Ich wünsche mir von unseren Politikern, mit uns ins Gespräch zu gehen, nicht willkürlich Maßnahmen zu ergreifen, die sich nicht durch Fakten und auch nicht durch RKI Empfehlungen stützen lassen. Die Politik und wir alle dürfen den Glauben an uns als Menschen mit viel Gutem in uns nicht verlieren. Die Kanzlerfrage und nächste Wahl dürfen keine Rolle in dieser Pandemie spielen, auch wenn wir alle wissen, dass das nicht die Realität ist. Ich wünsche mir, dass das Wohl unserer Kinder und somit auch unserer Zukunft an erster Stelle steht. Ich wünsche mir auch, dass die Medien Überschriften nicht nach Klickraten erstellen und unsere Politik sich nicht von reißerischen Medien beeindrucken und ihr handeln leiten lässt. Naiv, ich weiß.
Ich möchte Menschen, meine Familie und letztendlich auch mich gut geschützt wissen, aber ich möchte mein Leben nicht angstgetrieben leben, ich möchte frei sein dürfen und die Gefahren kennen und selbst entscheiden dürfen, wie viel Gefahr für mich OK ist, ohne dass ich dabei andere gefährden möchte.

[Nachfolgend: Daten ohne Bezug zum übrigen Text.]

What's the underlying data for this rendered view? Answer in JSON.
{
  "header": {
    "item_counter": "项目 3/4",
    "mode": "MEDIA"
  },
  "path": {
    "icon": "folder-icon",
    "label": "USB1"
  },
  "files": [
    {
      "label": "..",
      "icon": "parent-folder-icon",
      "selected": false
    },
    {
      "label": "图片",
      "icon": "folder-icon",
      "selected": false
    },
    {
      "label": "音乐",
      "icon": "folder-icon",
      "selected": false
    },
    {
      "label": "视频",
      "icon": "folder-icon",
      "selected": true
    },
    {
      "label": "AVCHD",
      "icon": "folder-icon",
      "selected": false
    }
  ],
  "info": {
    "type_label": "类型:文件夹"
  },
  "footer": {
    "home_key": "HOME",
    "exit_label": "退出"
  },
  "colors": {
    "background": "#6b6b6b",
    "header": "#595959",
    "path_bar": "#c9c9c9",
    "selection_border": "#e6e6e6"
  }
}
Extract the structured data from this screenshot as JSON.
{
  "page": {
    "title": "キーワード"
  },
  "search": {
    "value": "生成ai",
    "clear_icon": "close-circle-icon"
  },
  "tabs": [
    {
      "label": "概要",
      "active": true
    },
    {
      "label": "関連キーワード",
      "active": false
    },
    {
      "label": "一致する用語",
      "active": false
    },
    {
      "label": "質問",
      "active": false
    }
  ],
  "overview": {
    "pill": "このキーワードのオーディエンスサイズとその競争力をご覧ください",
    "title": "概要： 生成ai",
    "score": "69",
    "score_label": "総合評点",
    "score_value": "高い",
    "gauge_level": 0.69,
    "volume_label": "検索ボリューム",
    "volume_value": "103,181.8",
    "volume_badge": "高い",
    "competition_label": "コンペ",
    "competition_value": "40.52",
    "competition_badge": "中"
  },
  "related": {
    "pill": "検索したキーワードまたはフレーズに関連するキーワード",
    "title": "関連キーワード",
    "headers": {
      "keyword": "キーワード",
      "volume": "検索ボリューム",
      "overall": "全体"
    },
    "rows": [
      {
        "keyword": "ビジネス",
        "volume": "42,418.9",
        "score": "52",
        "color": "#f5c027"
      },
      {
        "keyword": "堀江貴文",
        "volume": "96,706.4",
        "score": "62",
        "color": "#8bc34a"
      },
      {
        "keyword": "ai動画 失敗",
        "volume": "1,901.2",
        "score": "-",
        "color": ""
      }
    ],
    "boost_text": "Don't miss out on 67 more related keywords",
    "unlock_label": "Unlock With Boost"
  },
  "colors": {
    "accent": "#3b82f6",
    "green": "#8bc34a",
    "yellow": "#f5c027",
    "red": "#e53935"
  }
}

Ich bin bereit jede Maßnahme zu tragen, die sinnvoll schützt und hilft. Ich bin bereit Einschränkungen hinzunehmen und trage gerne, wann immer es Sinn macht eine Maske. Aber, bitte nimmt Kindern nicht das Recht auf Bildung, lasst Kindergärten offen und findet Lösungen die wirklich Sinn machen.
Ein schöner Artikel dazu von eine ganznormalemama.com für mehr kreative Lösungen für unsere Kinder.

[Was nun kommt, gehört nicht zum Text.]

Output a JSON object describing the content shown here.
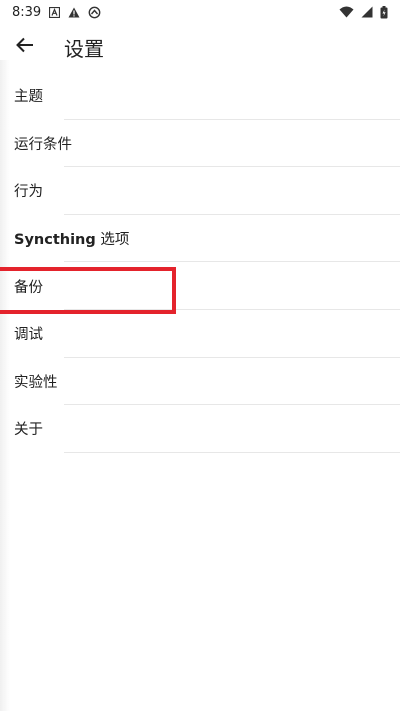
{
  "status_bar": {
    "time": "8:39",
    "icons": [
      "a-box-icon",
      "warning-icon",
      "sync-icon"
    ],
    "right_icons": [
      "wifi-icon",
      "signal-icon",
      "battery-icon"
    ]
  },
  "app_bar": {
    "back_icon": "arrow-left-icon",
    "title": "设置"
  },
  "settings": {
    "items": [
      {
        "label": "主题"
      },
      {
        "label": "运行条件"
      },
      {
        "label": "行为"
      },
      {
        "label": "Syncthing 选项"
      },
      {
        "label": "备份"
      },
      {
        "label": "调试"
      },
      {
        "label": "实验性"
      },
      {
        "label": "关于"
      }
    ]
  },
  "colors": {
    "highlight": "#e4232c",
    "text": "#222222",
    "divider": "#e7e7e7"
  }
}
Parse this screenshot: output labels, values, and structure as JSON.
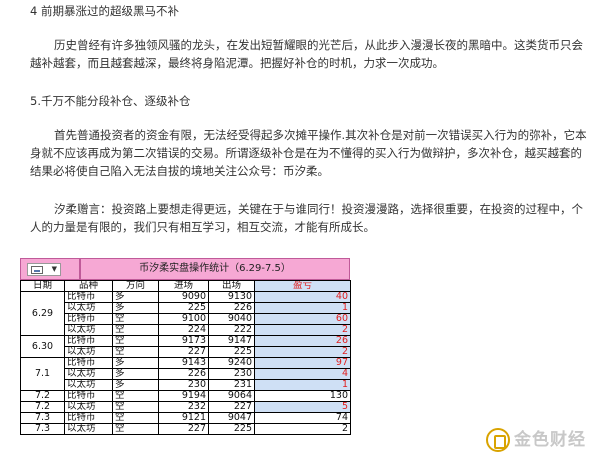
{
  "sections": [
    {
      "heading": "4 前期暴涨过的超级黑马不补",
      "paragraphs": [
        "历史曾经有许多独领风骚的龙头，在发出短暂耀眼的光芒后，从此步入漫漫长夜的黑暗中。这类货币只会越补越套，而且越套越深，最终将身陷泥潭。把握好补仓的时机，力求一次成功。"
      ]
    },
    {
      "heading": "5.千万不能分段补仓、逐级补仓",
      "paragraphs": [
        "首先普通投资者的资金有限，无法经受得起多次摊平操作.其次补仓是对前一次错误买入行为的弥补，它本身就不应该再成为第二次错误的交易。所谓逐级补仓是在为不懂得的买入行为做辩护，多次补仓，越买越套的结果必将使自己陷入无法自拔的境地关注公众号：币汐柔。",
        "汐柔赠言：投资路上要想走得更远，关键在于与谁同行！投资漫漫路，选择很重要，在投资的过程中，个人的力量是有限的，我们只有相互学习，相互交流，才能有所成长。"
      ]
    }
  ],
  "table": {
    "title": "币汐柔实盘操作统计（6.29-7.5）",
    "headers": [
      "日期",
      "品种",
      "方向",
      "进场",
      "出场",
      "盈亏"
    ],
    "rows": [
      {
        "date": "6.29",
        "coin": "比特币",
        "dir": "多",
        "in": "9090",
        "out": "9130",
        "pnl": "40",
        "red": true
      },
      {
        "date": "",
        "coin": "以太坊",
        "dir": "多",
        "in": "225",
        "out": "226",
        "pnl": "1",
        "red": true
      },
      {
        "date": "",
        "coin": "比特币",
        "dir": "空",
        "in": "9100",
        "out": "9040",
        "pnl": "60",
        "red": true
      },
      {
        "date": "",
        "coin": "以太坊",
        "dir": "空",
        "in": "224",
        "out": "222",
        "pnl": "2",
        "red": true
      },
      {
        "date": "6.30",
        "coin": "比特币",
        "dir": "空",
        "in": "9173",
        "out": "9147",
        "pnl": "26",
        "red": true
      },
      {
        "date": "",
        "coin": "以太坊",
        "dir": "空",
        "in": "227",
        "out": "225",
        "pnl": "2",
        "red": true
      },
      {
        "date": "7.1",
        "coin": "比特币",
        "dir": "多",
        "in": "9143",
        "out": "9240",
        "pnl": "97",
        "red": true
      },
      {
        "date": "",
        "coin": "以太坊",
        "dir": "多",
        "in": "226",
        "out": "230",
        "pnl": "4",
        "red": true
      },
      {
        "date": "",
        "coin": "以太坊",
        "dir": "多",
        "in": "230",
        "out": "231",
        "pnl": "1",
        "red": true
      },
      {
        "date": "7.2",
        "coin": "比特币",
        "dir": "空",
        "in": "9194",
        "out": "9064",
        "pnl": "130",
        "red": false
      },
      {
        "date": "7.2",
        "coin": "以太坊",
        "dir": "空",
        "in": "232",
        "out": "227",
        "pnl": "5",
        "red": true
      },
      {
        "date": "7.3",
        "coin": "比特币",
        "dir": "空",
        "in": "9121",
        "out": "9047",
        "pnl": "74",
        "red": false
      },
      {
        "date": "7.3",
        "coin": "以太坊",
        "dir": "空",
        "in": "227",
        "out": "225",
        "pnl": "2",
        "red": false
      }
    ]
  },
  "watermark": {
    "text": "金色财经"
  },
  "colors": {
    "title_bg": "#f6a8d4",
    "profit_text": "#e02020",
    "profit_bg": "#cfe0f5"
  },
  "icons": {
    "toolbar": "picture-dropdown-icon",
    "watermark": "jinse-logo-icon"
  }
}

Ich wünsche mir auch, dass wir diese Pandemie schnell überwinden. Aber was ist, wenn der Impfstoff nicht wirksam ist oder ein Medikament noch länger braucht, soll unser Leben dann dauerhaft so sein? Ich hoffe nicht, denn das darf nicht sein.
Bleibt alle gesund und gebt auf Euch Acht.